CPU ca. 250€ Dies ist der größte Prozessor, den es für diesen Sockeltyp gibt und der größte, den Apple in seiner aktuellen Hardware verbaut. Durch den großen Kühlkörper bliebe sogar eine Menge Reserve zur Übertaktung – wer es mag… 🙂
Gehäuse ca. 110€ Dieses Gehäuse ist riesengroß, kann dank vieler langsam rotierender Lüfter aber recht leise eine Menge Wärme abführen. Hinter dem Board scheint genug Platz für viele Kabel zu sein, sodass diese ordentlich verlegt werden können. Da unter meinem Schreibtisch genug Platz ist, habe ich mich für dieses Gehäuse entschieden, alternativ hatte ich das kleinere ANTEC Solo II
im Auge.
CPU-Kühler ca. 40€ Schön groß mit langsam rotierenden Lüfter. Wurde lt. Amazon Bewertungen oft zusammen mit dem Antec Gehäuse und meiner CPU-Kombination gekauft und sorgte für allgemeine Zufriedenheit.
Netzteil ca. 85€ Der verbaute Lüfter ist sehr leise.
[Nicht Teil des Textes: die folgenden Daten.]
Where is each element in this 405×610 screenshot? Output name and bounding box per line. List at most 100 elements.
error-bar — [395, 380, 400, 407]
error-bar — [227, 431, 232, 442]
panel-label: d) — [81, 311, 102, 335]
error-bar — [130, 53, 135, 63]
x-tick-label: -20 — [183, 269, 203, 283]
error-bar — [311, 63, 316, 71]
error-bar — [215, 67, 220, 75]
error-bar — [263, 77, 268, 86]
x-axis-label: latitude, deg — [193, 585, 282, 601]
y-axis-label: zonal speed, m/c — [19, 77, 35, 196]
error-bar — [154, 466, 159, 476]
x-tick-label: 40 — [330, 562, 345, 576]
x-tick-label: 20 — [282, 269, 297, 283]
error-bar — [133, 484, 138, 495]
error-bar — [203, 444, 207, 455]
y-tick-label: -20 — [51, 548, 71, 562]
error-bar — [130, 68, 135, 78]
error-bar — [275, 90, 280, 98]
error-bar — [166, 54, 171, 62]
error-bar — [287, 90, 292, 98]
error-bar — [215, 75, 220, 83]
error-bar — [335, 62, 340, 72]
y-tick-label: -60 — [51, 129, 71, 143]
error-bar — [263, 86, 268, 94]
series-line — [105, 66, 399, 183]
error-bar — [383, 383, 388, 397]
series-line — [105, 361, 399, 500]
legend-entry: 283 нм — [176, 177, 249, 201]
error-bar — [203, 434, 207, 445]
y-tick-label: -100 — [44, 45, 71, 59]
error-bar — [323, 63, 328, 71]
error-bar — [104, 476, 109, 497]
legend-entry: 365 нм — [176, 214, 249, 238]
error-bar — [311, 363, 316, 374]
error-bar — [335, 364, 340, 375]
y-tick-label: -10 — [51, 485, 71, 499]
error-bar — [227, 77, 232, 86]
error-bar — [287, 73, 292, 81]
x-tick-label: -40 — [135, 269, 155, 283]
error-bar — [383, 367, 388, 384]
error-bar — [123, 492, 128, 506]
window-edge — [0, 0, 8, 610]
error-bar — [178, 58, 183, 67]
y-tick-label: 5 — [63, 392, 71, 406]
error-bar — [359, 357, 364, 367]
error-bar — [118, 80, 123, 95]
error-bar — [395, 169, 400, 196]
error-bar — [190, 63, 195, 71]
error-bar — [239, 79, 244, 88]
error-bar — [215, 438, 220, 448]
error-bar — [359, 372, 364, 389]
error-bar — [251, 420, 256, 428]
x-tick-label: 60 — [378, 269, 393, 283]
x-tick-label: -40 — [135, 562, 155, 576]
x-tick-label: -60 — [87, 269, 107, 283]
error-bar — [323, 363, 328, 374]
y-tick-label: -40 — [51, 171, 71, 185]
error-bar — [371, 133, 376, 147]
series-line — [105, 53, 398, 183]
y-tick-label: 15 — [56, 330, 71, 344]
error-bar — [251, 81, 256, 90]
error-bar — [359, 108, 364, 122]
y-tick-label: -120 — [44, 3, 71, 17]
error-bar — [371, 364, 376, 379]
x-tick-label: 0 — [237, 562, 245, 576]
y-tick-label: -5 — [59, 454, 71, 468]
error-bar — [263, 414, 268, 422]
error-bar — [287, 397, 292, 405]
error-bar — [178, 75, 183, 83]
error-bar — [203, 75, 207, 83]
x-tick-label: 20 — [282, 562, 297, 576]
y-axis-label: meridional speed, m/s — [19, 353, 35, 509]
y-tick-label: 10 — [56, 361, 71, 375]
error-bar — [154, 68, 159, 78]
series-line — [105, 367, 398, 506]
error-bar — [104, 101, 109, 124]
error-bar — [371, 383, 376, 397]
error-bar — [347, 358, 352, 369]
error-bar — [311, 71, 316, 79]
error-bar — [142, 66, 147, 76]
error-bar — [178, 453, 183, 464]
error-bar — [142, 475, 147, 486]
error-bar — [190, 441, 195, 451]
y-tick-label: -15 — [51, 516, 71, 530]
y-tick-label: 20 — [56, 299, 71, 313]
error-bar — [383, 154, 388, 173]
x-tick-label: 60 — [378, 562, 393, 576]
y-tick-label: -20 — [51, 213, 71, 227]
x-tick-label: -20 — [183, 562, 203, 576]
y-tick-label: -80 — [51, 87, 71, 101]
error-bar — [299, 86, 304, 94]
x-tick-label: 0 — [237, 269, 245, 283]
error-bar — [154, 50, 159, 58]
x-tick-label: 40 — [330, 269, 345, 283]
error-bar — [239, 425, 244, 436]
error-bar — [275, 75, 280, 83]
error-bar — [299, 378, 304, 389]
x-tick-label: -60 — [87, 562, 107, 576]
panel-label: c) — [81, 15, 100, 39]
Das fehlende Kabelmanagement stört nicht, da im Antec-Gehäuse genug Platz hinter dem Board ist, wo die Kabel versteckt werden können. Die Kabelausführungen passen auch sonst sehr gut zu dem Antec Gehäuse.
RAM ca. 120€ Ich habe mich einfach für die günstigsten 8GB DDR3 Module mit 1600MHz entschieden. Das Board hat vier Slots, sodass ich später problemlos auf 32GB erweitern kann.
Gesamt ca. 815€

Die Teile sind bestellt und die Spannung steigt. Mit diesem Sortiment habe ich einen recht günstigen Einstieg gefunden, um die Hackintosh-Angelegenheit auf Herz und Nieren testen zu können. Es geht also in ein paar Tagen weiter mit der Live-Berichterstattung 😉

UPDATE am 06.01.2014: Die Zeit bleibt nicht stehen: Da Mainboard und CPU nicht mehr so erhältlich sind, wie ich meinen Hackintosh im Juni 2013 zusammengestellt habe, habe ich nachfolgend die heute aktuellen, ebenfalls 100% kompatiblen Nachfolgemodelle herausgesucht.

UPDATE am 26.01.2014: Die Zeit ist reif für einen weiteren, hochaiuflösenden Monitor. Damit stößt die intel onboard Grafik an ihre Grenzen und wird durch eine passiv gekühlte NVIDIA Grafikkarte ersetzt.